As I pondered this problem, I decided it would make sense to compare the phone system with something that was of equal or greater complexity but easier to use. So let us temporarily leave the difficult telephone system and take a look at my automobile. I bought a car in Europe. When I picked up the new car at the factory, a man from the company sat in the car with me and went over each control, explaining its function. When he had gone through the controls once, I said fine, thanked him, and drove away. That was all the instruction it took. There are 112 controls inside the car. This isn't quite as bad as it sounds. Twenty-five of them are on the radio. Another 7 are the temperature control system, and 11 work the windows and sunroof. The trip computer has 14 buttons, each matched with a specific function. So four devices--the radio, temperature controls, windows, and trip computer--have together 57 controls, or just over 50 percent of the ones available.
Why is the automobile, with all its varied functions and numerous controls, so much easier to learn and to use than the telephone system, with its much smaller set of functions and controls? What is good about the design of the car? Things are visible. There are good mappings, natural relationships, between the controls and the things controlled. Single controls often have single functions. There is good feedback. The system is understandable. In general, the relationships among the user's intentions, the required actions, and the results are sensible, nonarbitrary, and meaningful.
What is bad about the design of the telephone? There is no visible structure. Mappings are arbitrary: there is no rhyme or reason to the relationship between the actions the user must perform and the results to be accomplished. The controls have multiple functions. There isn't good feedback, so the user is never sure whether the desired result has been obtained. The system, in general, is not understandable; its capabilities aren't apparant. In general, the relationships among the user's intentions, the required actions, and the results are completely arbitrary.

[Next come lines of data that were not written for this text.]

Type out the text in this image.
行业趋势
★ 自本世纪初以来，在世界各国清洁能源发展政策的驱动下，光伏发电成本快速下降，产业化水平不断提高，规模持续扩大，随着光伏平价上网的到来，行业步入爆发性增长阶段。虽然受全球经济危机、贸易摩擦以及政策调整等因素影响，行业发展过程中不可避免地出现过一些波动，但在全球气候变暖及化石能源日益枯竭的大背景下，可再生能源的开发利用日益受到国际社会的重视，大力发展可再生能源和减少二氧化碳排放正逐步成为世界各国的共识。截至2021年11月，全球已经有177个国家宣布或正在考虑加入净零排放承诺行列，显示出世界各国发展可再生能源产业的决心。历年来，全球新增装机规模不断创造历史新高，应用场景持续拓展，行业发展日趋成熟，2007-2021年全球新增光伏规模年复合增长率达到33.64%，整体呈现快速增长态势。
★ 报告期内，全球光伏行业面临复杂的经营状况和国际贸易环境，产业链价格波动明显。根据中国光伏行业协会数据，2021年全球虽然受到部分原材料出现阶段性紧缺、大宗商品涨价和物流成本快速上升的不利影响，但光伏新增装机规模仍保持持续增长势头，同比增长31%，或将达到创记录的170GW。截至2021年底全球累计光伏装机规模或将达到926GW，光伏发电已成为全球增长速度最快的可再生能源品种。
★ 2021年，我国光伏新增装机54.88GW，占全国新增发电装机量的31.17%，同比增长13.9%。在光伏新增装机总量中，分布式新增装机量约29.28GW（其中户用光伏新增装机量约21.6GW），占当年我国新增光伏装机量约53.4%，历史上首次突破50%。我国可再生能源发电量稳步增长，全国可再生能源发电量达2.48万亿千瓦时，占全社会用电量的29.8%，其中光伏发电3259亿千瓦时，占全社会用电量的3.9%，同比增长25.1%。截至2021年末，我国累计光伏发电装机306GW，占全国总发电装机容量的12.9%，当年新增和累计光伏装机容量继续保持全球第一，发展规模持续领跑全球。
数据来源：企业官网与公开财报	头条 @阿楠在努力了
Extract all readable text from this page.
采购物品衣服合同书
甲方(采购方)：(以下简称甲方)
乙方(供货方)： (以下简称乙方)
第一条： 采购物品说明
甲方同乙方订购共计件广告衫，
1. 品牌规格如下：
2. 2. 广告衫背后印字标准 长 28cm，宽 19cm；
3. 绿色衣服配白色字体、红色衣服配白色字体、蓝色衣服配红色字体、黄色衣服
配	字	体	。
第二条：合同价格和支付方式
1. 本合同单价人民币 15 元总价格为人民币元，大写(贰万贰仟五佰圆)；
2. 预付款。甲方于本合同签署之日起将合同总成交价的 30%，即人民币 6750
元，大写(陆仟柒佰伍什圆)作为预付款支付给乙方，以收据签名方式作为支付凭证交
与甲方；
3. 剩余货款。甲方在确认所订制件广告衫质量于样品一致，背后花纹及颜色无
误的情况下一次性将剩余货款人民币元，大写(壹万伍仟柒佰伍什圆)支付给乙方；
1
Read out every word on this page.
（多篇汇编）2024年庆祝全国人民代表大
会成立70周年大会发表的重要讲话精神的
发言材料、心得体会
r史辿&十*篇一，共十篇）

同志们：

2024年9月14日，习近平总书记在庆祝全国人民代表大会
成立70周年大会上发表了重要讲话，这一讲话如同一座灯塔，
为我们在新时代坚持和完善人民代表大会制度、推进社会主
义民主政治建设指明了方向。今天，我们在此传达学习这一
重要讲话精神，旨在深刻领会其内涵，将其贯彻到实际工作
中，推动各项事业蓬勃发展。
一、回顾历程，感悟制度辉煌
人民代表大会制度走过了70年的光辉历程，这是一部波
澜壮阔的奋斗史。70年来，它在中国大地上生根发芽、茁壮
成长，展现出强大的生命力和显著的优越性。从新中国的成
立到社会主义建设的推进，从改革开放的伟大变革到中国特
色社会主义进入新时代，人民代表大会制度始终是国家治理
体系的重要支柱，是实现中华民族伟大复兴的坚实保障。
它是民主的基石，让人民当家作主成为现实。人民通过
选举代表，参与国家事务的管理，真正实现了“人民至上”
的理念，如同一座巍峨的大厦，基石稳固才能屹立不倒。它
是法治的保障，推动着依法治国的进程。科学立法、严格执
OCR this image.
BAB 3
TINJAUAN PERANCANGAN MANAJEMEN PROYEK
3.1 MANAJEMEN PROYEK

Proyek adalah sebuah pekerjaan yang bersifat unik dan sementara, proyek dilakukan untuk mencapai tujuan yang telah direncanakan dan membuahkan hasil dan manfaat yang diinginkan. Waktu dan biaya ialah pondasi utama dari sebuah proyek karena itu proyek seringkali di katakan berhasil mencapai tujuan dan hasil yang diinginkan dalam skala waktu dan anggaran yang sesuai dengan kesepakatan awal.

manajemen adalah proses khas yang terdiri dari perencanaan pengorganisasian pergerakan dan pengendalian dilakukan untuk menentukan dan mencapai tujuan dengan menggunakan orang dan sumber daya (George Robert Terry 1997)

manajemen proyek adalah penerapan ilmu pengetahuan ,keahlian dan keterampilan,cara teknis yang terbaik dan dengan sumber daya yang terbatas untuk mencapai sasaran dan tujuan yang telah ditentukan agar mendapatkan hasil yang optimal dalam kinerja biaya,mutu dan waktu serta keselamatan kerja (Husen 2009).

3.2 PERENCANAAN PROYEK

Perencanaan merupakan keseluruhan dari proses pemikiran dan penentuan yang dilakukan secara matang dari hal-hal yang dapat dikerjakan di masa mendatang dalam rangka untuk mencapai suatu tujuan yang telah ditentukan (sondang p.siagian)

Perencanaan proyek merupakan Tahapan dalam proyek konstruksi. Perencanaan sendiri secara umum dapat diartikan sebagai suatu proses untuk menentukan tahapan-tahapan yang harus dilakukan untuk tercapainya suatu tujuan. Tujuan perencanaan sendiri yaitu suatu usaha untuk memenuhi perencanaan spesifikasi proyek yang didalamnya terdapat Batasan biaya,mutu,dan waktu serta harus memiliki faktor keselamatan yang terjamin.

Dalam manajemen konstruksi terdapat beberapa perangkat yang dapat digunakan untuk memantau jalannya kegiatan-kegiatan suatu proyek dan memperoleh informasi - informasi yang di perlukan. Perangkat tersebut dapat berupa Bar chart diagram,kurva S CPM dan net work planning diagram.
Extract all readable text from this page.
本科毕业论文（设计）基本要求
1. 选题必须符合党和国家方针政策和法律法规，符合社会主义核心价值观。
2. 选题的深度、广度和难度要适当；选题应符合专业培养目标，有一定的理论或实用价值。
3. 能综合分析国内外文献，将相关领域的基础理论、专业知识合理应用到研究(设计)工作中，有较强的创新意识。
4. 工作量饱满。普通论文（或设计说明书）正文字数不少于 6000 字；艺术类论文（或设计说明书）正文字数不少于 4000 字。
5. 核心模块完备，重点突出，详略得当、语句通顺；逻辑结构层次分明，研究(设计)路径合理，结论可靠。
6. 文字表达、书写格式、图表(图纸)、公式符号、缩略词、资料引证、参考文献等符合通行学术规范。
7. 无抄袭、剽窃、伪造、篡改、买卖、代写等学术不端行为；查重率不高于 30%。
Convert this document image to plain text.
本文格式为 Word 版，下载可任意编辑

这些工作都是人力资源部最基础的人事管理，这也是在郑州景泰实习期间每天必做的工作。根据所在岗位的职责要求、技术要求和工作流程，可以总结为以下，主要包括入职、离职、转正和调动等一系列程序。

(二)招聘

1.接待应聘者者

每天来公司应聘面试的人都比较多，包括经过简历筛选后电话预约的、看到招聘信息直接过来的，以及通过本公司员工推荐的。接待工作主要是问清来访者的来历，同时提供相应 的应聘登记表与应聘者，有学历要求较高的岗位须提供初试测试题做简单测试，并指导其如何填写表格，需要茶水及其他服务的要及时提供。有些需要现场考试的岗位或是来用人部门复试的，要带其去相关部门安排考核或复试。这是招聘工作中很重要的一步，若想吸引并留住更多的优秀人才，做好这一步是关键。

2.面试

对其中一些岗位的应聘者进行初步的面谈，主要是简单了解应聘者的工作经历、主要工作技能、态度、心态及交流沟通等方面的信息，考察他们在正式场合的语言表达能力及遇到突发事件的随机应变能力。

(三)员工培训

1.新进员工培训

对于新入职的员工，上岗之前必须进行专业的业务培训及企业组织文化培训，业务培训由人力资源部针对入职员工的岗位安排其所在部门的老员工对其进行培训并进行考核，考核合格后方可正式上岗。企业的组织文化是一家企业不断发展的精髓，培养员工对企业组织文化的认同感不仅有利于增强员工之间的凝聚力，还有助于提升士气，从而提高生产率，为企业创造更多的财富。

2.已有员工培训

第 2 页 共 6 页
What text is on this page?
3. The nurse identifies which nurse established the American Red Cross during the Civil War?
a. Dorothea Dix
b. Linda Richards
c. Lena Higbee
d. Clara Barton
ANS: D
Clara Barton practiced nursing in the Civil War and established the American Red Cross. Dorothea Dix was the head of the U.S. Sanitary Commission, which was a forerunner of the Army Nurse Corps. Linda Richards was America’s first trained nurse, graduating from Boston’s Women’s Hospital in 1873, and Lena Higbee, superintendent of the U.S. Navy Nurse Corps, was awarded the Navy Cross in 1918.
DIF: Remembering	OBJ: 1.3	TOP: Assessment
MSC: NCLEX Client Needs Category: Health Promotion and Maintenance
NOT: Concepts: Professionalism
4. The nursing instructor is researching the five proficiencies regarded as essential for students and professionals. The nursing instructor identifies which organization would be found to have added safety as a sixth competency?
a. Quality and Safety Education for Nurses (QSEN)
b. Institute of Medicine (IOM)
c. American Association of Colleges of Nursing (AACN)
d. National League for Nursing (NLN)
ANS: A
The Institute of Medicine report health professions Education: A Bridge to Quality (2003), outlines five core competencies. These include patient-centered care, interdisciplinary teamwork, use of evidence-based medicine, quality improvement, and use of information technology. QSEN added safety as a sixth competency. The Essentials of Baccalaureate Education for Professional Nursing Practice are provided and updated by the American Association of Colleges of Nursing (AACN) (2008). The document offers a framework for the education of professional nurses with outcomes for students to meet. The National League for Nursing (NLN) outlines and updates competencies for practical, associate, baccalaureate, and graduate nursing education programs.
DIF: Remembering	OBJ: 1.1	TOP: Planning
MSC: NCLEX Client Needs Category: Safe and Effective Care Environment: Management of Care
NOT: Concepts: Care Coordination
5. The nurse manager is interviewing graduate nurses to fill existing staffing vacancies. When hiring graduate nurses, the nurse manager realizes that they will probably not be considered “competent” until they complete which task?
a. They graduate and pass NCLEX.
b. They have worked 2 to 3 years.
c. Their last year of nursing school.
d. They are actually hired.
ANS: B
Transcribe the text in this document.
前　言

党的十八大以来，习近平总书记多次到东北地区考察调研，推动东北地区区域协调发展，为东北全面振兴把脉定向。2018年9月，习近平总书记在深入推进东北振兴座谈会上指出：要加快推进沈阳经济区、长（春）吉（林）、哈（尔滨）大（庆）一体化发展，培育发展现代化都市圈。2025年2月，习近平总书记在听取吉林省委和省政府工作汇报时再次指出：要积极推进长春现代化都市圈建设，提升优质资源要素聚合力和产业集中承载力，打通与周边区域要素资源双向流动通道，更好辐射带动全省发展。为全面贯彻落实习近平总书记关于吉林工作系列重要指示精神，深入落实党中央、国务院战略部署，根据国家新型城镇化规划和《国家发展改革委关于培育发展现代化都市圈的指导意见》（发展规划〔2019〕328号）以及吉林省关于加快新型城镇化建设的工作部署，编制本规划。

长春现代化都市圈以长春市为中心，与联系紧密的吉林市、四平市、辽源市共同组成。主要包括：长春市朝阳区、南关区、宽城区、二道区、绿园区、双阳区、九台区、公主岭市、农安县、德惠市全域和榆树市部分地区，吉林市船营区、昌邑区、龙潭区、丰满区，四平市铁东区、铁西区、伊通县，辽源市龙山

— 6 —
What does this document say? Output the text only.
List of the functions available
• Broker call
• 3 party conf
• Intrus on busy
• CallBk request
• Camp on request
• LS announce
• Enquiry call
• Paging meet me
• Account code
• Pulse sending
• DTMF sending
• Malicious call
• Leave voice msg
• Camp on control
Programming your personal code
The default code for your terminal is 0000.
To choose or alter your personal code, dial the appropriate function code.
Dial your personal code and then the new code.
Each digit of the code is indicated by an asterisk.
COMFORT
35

I think just about anyone would enjoy the book - whether you design things or not.
One thing I've learned is that good design is invisible. We tend not to think about it. Poor design, on the other hand, is obvious and painful... and can be life-threatening, as Mr. Norman points out in the book (he actually consulted on the accident at the Three Mile Island nuclear power plant).
So, what are some everyday items that you think are poorly designed? What would you do to improve them?